MASTERS ON AUDIO AND VIDEOVideo Archives

February 1, 2001

 

The Many Shapes of a TV Screen

I always thought it was just my imagination. It seemed that every time I played a letterboxed video tape or disc, it took up a different amount of the TV screen. And sometimes even the images in pan-and-scan tapes looked somehow different than I remembered them in the theater. Surely Hollywood had a standard for widescreen films, I thought, and surely the pan-and-scan process was simply a matter of deciding where to place the 4:3 "window" in the wider image.

Wrong.

Some years ago I was disabused of these naive notions by a fascinating -- if appallingly written -- American magazine called Widescreen Review. The publication itself is a treasure trove of behind-the-scenes information about the technical side not only of movie-making but also of the interaction between the films and the electronic media we employ to watch them. For videophiles interested in how a "colorizer" actually transfers a movie to tape or disc, for instance, or who want in-depth technical disc reviews, this is the place to find them.

What caught my eye in one early issue was a discussion of the various aspect ratios used in movie-making. It's a hot topic today as digital television is altering a standard that goes back to Thomas Edison and the first moving pictures, and old visual material has somehow to be fit into the new shape.

Aspect ratio is the relationship of an image's width to its height: television and early movies were standardized with a 4:3 ratio (which movie folks are inclined to express as 1.33:1). The high-definition version of digital TV has a ratio of 16:9 (or 1.78:1), and an increasing number of NTSC sets, along with some HDTV-ready televisions, have been marketed with that shape as an interim step. True high-def sets all have 16:9 screens

But what sort of compatibility is there in any of this? Not much, as it turns out. For one thing, "widescreen" has a number of different meanings. In recent years, the motion picture academy has standardized -- nominally -- on a ratio of 1.85:1, which would be fine if they stuck to the standard. But a film released in 70mm (on double-width stock) has an aspect ratio of 2.05:1, while an anamorphic Panavision print -- where the image is squeezed horizontally to fit on regular 35mm film and then stretched by the projector -- is 2.35:1. The Europeans have a separate standard completely: 1.66:1.

The 1.85:1 Academy Standard is usually employed in the actual making of a film, however it may ultimately be delivered to the theaters. In most cases, widescreen release prints are basically blowups of images shot on conventional 35mm film. Sometimes the camera itself contains an opaque mask (called a "hard matte") that blocks the top and bottom of the image, leaving a picture in the center of the frame with the desired aspect ratio -- in effect the picture is letterboxed from the start.

Alternatively, in the "soft matte" process, the full frame is exposed, with the eventual crop indicated by lines in the viewfinder. The eventual shape of the image is determined by masking in the duplication process or even by the projector in the theaters themselves. One advantage of soft matting is that the same original can be used to produce release prints in several different formats.

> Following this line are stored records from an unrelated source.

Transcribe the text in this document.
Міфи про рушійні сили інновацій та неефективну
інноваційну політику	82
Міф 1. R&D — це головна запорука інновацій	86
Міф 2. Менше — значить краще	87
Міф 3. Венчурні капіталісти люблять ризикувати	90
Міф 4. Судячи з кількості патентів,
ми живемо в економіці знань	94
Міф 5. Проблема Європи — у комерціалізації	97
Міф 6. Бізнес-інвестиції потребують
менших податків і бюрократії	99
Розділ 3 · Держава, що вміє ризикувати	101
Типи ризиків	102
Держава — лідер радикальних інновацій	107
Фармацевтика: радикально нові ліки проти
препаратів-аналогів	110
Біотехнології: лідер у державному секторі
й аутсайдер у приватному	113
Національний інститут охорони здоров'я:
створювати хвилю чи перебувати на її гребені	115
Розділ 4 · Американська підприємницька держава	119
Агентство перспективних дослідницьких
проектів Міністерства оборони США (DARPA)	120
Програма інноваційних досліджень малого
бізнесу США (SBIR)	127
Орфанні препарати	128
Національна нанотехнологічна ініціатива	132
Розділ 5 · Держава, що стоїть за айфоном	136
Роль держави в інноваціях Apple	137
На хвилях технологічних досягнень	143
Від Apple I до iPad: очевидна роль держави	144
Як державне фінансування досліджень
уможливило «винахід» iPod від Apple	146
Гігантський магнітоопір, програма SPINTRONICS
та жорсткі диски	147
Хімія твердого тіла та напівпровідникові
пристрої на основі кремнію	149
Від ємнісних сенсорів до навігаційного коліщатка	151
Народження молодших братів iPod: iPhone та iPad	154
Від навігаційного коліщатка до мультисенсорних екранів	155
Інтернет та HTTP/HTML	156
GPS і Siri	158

Not only that, but pan-and-scan video versions frequently include some of the material cropped in the theaters. If a two-shot puts the actors on the opposite sides of the screen in the wide version, it might be necessary to cut back and forth continually between them in the pan-and-scan video -- an annoying effect. But by including material above and below the theatrical shot, both actors can be on screen at once, but now in a more distant framing. That's convenient but does some violence to the director's intention.

To avoid that, a widescreen format has been in the cards for high-definition television from the day it was first proposed, almost two decades ago. And in fact, the 1.78:1 HDTV standard is probably the best compromise possible between the various formats. Both the American 1.85:1 and the European 1.66:1 standards will reproduce almost perfectly on the new sets, with only negligible bits of the picture missing.

Unfortunately, vast quantities of material created by Hollywood over the past half century will still leave those irritating black bars on the screen, even though they may be smaller than on conventional sets. And almost all pre-HDTV 4:3 television material will still either leave vertical black bars down the sides of the screen, or will fill the screen but lose a lot of picture at the top and bottom.

Movie theaters that have curtains get around this problem by adjusting them so they only open wide enough to expose the part of the screen that will be filled. That requires a screen that can display a Panavision image full height, and it's unlikely that anyone is going to produce a home display capable of the full 2.35:1, so although 16:9 is a great improvement over older screens, we're still going to be stuck with blank screen areas for some time to come.